The ones protecting you from being hacked are getting hacked themselves, an unsettling idea that underlines an even more significant point: If even a company dedicated to computer security can have its own security compromised, then virtually every business, large or small, is vulnerable to an attack. While companies can implement sophisticated systems and strong data security practices, a determined hacker can still gain entrance by seeking out a weak link – and often that means tricking the all-too-human employees into giving them access.
“Any security system is based on people, and people are getting hacked,” says Claus Villumsen, chief technology officer for Bullguard, which makes security software. “If you’re conning people into giving you an access code, no security system can prevent that.”
With people at the root of new online security problems, it’s nearly inevitable that a company with which you do business is capable of being hacked. And as we’ve seen in the Sony, Zappos and Symantec breaches, that means that your own personal data could be compromised as a result.

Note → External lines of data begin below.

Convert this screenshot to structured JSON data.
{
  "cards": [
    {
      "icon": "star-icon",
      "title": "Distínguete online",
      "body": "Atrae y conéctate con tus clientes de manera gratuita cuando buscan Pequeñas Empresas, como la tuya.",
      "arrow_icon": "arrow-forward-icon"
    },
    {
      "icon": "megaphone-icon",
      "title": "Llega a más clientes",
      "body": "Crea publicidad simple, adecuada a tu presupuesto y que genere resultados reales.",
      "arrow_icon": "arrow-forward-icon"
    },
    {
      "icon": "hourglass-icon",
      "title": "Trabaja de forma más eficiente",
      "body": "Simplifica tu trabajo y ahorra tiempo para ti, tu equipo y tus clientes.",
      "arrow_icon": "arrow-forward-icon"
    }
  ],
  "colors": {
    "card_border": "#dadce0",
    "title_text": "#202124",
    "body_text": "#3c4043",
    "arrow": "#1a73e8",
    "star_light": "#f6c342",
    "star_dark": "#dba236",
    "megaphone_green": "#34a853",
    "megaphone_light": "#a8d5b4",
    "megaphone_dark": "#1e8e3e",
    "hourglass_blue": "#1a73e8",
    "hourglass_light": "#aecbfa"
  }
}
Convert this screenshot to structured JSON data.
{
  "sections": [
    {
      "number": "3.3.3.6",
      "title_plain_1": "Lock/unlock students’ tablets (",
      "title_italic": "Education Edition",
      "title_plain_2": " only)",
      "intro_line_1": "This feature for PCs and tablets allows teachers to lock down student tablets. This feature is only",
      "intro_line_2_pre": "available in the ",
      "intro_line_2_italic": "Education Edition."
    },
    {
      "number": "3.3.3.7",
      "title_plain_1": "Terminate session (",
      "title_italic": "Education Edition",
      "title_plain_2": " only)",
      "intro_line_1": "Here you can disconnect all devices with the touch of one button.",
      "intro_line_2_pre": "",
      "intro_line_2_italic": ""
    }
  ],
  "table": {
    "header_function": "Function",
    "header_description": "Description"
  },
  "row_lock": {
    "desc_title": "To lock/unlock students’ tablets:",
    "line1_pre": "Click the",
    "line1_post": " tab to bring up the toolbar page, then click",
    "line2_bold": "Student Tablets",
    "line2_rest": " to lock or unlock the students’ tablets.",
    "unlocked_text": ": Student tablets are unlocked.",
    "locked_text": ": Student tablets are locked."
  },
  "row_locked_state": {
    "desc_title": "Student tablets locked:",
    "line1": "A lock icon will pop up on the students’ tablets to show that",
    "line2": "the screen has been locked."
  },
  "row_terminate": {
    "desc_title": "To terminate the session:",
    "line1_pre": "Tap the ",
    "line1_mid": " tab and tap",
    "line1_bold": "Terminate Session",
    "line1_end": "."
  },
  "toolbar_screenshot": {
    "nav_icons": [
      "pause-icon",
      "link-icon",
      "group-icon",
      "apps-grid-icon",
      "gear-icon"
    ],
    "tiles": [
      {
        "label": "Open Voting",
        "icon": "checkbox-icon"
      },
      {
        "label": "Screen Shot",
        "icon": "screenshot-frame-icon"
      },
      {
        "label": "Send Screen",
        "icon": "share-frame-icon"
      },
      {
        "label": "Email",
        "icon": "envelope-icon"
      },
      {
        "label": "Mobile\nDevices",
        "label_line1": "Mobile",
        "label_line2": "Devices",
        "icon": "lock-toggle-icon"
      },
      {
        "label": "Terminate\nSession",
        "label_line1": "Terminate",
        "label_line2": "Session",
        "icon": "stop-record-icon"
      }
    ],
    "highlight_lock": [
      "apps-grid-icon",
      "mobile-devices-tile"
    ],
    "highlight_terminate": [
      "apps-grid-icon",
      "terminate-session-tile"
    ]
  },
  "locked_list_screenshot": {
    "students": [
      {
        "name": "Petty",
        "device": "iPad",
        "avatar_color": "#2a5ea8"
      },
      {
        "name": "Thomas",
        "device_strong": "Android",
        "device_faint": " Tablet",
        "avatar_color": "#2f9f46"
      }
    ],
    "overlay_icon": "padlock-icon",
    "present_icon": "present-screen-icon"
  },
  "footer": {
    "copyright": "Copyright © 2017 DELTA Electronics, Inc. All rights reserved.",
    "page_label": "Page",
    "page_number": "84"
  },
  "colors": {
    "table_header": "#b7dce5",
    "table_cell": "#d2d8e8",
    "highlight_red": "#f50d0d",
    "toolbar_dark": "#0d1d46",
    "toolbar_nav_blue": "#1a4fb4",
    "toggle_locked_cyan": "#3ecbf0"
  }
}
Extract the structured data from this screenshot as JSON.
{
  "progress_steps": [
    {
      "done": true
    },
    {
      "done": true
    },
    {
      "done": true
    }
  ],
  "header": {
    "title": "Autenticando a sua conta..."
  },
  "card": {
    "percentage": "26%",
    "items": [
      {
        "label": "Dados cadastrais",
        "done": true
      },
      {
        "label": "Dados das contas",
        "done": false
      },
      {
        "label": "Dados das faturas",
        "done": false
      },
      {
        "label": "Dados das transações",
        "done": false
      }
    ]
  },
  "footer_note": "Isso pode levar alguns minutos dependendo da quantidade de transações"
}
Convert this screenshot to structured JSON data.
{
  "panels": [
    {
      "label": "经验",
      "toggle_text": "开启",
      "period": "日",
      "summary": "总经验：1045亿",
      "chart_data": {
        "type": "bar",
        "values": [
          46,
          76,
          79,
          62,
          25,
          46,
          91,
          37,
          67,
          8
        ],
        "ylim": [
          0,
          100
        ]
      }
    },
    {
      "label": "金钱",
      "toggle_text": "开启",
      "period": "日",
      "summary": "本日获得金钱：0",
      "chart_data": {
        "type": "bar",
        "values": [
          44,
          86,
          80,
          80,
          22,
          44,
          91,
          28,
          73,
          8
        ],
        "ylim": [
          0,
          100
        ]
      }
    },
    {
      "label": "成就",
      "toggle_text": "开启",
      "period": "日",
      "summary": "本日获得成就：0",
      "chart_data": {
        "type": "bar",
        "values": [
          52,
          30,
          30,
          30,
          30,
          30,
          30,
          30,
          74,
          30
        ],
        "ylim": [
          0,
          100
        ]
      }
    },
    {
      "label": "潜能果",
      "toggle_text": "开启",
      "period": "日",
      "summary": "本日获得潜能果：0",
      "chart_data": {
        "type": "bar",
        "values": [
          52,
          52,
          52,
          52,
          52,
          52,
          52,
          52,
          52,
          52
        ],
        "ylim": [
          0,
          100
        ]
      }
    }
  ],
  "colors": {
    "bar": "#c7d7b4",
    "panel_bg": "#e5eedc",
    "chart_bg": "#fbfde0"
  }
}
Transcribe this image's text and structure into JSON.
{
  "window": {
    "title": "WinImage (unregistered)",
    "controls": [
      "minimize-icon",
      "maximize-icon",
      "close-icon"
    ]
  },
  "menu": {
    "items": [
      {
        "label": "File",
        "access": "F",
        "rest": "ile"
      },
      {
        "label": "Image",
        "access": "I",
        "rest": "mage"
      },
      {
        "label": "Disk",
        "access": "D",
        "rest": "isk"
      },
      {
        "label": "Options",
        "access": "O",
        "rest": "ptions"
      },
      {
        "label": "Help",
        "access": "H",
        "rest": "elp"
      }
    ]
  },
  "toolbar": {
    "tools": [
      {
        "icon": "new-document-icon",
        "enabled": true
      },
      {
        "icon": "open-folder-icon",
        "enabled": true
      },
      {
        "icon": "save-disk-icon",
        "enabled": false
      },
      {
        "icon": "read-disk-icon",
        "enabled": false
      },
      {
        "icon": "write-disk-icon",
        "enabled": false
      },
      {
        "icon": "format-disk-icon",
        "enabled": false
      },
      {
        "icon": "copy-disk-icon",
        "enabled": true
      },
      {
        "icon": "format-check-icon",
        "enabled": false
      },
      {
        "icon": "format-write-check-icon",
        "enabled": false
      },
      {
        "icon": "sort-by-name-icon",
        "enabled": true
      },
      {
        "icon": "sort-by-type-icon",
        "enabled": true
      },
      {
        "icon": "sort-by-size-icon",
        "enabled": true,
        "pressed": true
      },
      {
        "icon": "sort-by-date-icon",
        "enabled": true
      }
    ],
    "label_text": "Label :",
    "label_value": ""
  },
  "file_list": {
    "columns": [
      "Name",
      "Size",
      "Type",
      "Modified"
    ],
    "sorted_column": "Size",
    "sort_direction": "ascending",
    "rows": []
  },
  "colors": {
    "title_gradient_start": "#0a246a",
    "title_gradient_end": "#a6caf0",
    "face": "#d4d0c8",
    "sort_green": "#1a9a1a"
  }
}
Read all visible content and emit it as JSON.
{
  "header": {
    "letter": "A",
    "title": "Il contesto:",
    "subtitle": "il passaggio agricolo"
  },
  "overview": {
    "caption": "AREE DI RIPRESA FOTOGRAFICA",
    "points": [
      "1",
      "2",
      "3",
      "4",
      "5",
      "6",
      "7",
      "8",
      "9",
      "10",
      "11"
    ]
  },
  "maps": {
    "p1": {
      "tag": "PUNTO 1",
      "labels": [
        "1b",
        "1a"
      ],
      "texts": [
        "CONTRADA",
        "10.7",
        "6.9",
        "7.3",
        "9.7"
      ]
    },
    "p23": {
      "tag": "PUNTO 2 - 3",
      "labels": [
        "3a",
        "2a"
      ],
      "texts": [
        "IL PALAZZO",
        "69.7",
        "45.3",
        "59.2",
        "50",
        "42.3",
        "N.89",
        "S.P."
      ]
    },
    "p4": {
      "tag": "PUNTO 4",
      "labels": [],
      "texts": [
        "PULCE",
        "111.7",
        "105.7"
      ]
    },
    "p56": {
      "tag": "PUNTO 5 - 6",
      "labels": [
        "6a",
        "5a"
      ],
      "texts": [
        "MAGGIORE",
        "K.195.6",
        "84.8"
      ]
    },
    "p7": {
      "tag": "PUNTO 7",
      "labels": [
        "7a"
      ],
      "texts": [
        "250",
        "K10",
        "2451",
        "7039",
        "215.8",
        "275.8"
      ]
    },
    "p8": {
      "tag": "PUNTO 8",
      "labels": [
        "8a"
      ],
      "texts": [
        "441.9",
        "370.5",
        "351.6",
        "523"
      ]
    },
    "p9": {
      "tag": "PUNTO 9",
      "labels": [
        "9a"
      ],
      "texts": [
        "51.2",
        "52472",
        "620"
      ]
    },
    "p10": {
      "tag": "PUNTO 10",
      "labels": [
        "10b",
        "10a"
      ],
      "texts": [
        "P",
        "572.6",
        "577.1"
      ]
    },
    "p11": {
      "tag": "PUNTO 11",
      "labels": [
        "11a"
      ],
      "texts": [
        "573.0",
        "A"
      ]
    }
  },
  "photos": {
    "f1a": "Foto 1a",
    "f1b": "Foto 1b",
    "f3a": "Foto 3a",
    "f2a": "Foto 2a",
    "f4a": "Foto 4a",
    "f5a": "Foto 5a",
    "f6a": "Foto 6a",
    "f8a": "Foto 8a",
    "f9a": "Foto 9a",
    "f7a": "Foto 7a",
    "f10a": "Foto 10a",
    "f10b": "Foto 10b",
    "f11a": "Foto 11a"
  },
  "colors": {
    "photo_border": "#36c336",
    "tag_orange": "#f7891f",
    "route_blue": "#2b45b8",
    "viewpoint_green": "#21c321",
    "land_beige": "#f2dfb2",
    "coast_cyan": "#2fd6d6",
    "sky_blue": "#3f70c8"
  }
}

“Many of the cyber security experts agree that the bad guys do have a lot of data,” says Mustaque Ahamad, director of the Georgia Institute of Technology’s Information Security Center. “But for them to actually profit from that is a little harder than stealing it.”
In other words, while there’s a decent chance that some of your personal data is already in the hands of some unsavory character – perhaps your email and home address were stolen during the Zappos breach, or maybe you had some information leak during the attack on Sony’s PlayStation Network – that information is insufficient on its own to do you any real financial damage. And it’s up to you to keep it that way.
Obviously, if you’ve been informed of a specific leak you may need to take immediate action. When email addresses and passwords were stolen from Zappos earlier this month, the company advised customers to change the password on any site where they used the same email and password combination.
But even if you haven’t been alerted about a specific incident that may affect you, you should still operate under the assumption that someone has at least some of your personal data, and there are certain best-practices you should follow to make sure that hackers can’t build on that info to make the jump from data theft to financial and identity theft.